Restano pressochè stabili in provincia (sono 26 in più) i nuovi casi individuati dai tamponi, con la tendenza a un leggero rialzo del tasso dei nuovi positivi che in regione torna al 13, 24 (ieri era sceso al 12,83).
Intanto in un suo studio l’Agenzia regionale di sanità (Ars) in collaborazione con le direzioni sanitarie di 13 ospedali nella regione ha rilevato che in queste strutture oltre il 40% dei pazienti positivi al Covid è ricoverato per patologie diverse dal virus. “Alla rilevazione attuale – afferma l’Ars nella sua pubblicazione sul sito – dei 1.051 pazienti positivi per Sars CoV-2, in 450 il ricovero non è stato motivato dalla Covid, ma da un’altra causa (42,8% e tre settimane fa era 32,1%)”.
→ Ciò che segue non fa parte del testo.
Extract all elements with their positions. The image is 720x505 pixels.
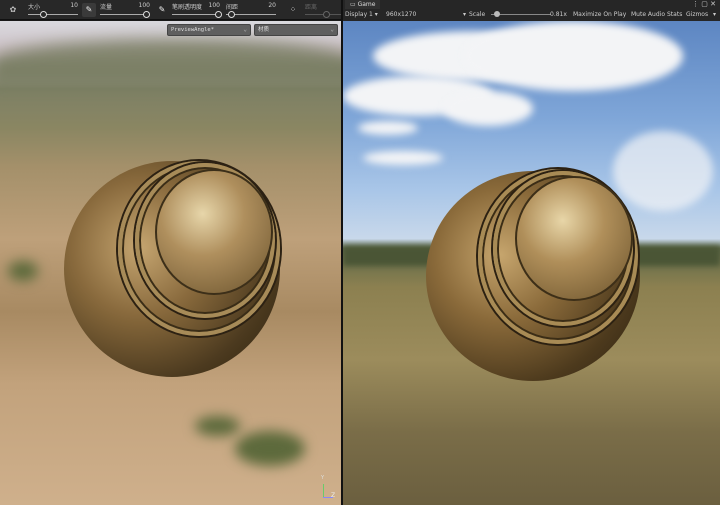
flow-label: 流量 [100, 4, 113, 11]
stats-button[interactable]: Stats [667, 10, 682, 19]
brush-settings-icon[interactable]: ✿ [6, 3, 20, 17]
size-label: 大小 [28, 4, 41, 11]
opacity-value: 100 [208, 2, 220, 9]
game-tab-label: Game [357, 1, 376, 8]
gizmos-button[interactable]: Gizmos [686, 10, 708, 19]
scatter-label: 距离 [305, 4, 318, 11]
cloud [463, 21, 683, 91]
gamepad-icon: ▭ [350, 1, 358, 8]
material-value: 材质 [258, 27, 270, 33]
mute-audio-button[interactable]: Mute Audio [631, 10, 665, 19]
cloud [613, 131, 713, 211]
resolution-dropdown[interactable]: 960x1270 ▾ [386, 10, 466, 19]
game-toolbar: ▭ Game ⋮ ▢ ✕ Display 1 ▾ 960x1270 ▾ Scale… [343, 0, 720, 21]
display-dropdown[interactable]: Display 1 ▾ [345, 10, 378, 19]
size-value: 10 [70, 2, 78, 9]
opacity-slider-handle[interactable] [215, 11, 222, 18]
chevron-down-icon: ⌄ [243, 26, 247, 33]
background-bush [235, 431, 305, 466]
opacity-slider[interactable] [172, 14, 220, 15]
scatter-slider-handle[interactable] [323, 11, 330, 18]
flow-value: 100 [138, 2, 150, 9]
maximize-on-play-button[interactable]: Maximize On Play [573, 10, 626, 19]
flow-slider-handle[interactable] [143, 11, 150, 18]
opacity-pressure-button[interactable]: ✎ [155, 3, 169, 17]
window-controls[interactable]: ⋮ ▢ ✕ [692, 0, 716, 8]
spacing-value: 20 [268, 2, 276, 9]
flow-pressure-button[interactable]: ✎ [82, 3, 96, 17]
brush-toolbar: ✿ 大小 10 ✎ 流量 100 ✎ 笔刷透明度 100 间距 20 ⁘ 距离 [0, 0, 343, 20]
preview-angle-value: PreviewAngle* [171, 27, 215, 33]
resolution-value: 960x1270 [386, 11, 417, 18]
material-dropdown[interactable]: 材质 ⌄ [254, 24, 338, 36]
size-slider-handle[interactable] [40, 11, 47, 18]
preview-angle-dropdown[interactable]: PreviewAngle* ⌄ [167, 24, 251, 36]
cloud [358, 121, 418, 135]
flow-slider[interactable] [100, 14, 148, 15]
scale-value: 0.81x [550, 11, 567, 18]
axis-gizmo[interactable]: Y Z [318, 475, 338, 503]
size-slider[interactable] [28, 14, 78, 15]
display-value: Display 1 [345, 11, 373, 18]
game-view[interactable] [343, 21, 720, 505]
background-bush [195, 416, 240, 436]
gizmo-z-label: Z [331, 492, 336, 499]
spacing-label: 间距 [226, 4, 239, 11]
background-bush [8, 261, 38, 281]
gizmos-dropdown-icon[interactable]: ▾ [713, 10, 716, 19]
scale-slider[interactable] [491, 14, 551, 15]
scatter-toggle-icon[interactable]: ⁘ [286, 3, 300, 17]
opacity-label: 笔刷透明度 [172, 4, 203, 11]
gizmo-y-label: Y [321, 475, 325, 481]
cloud [363, 151, 443, 165]
scale-label: Scale [469, 11, 486, 18]
background-hill [0, 39, 341, 84]
scene-preview-view[interactable]: PreviewAngle* ⌄ 材质 ⌄ Y Z [0, 21, 341, 505]
chevron-down-icon: ⌄ [330, 26, 334, 33]
tab-game[interactable]: ▭ Game [345, 0, 381, 9]
spacing-slider-handle[interactable] [228, 11, 235, 18]
cloud [443, 91, 533, 126]
scale-slider-handle[interactable] [494, 11, 500, 17]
I 590 nuovi casi in provincia di Pistoia: Abetone Cutigliano 2, Agliana 42, Buggiano 16, Chiesina Uzzanese 10, Lamporecchio 23, Larciano 20, Marliana 4, Massa e Cozzile 14, Monsummano Terme 39, Montale 11, Montecatini Terme 24, Pescia 46, Pieve a Nievole 18, Pistoia 180, Ponte Buggianese 18, Quarrata 60, Sambuca Pistoiese 2, San Marcello Piteglio 17, Serravalle Pistoiese 31, Uzzano 13.
La situazione al San Jacopo: la pressione sull’Ospedale si allenta oggi in quanto i ricoveri sono stati 3, rispetto a 7 dimissioni. Nell’Area Covid ci sono dunque 56 persone (11 in meno rispetto a ieri), divise fra 47 in isolamento, 8 in terapia intensiva e 1 in subintensiva. Sono state dimesse inoltre le 2 persone che erano seguite ostetricia e un’altra ricoverata in pediatria.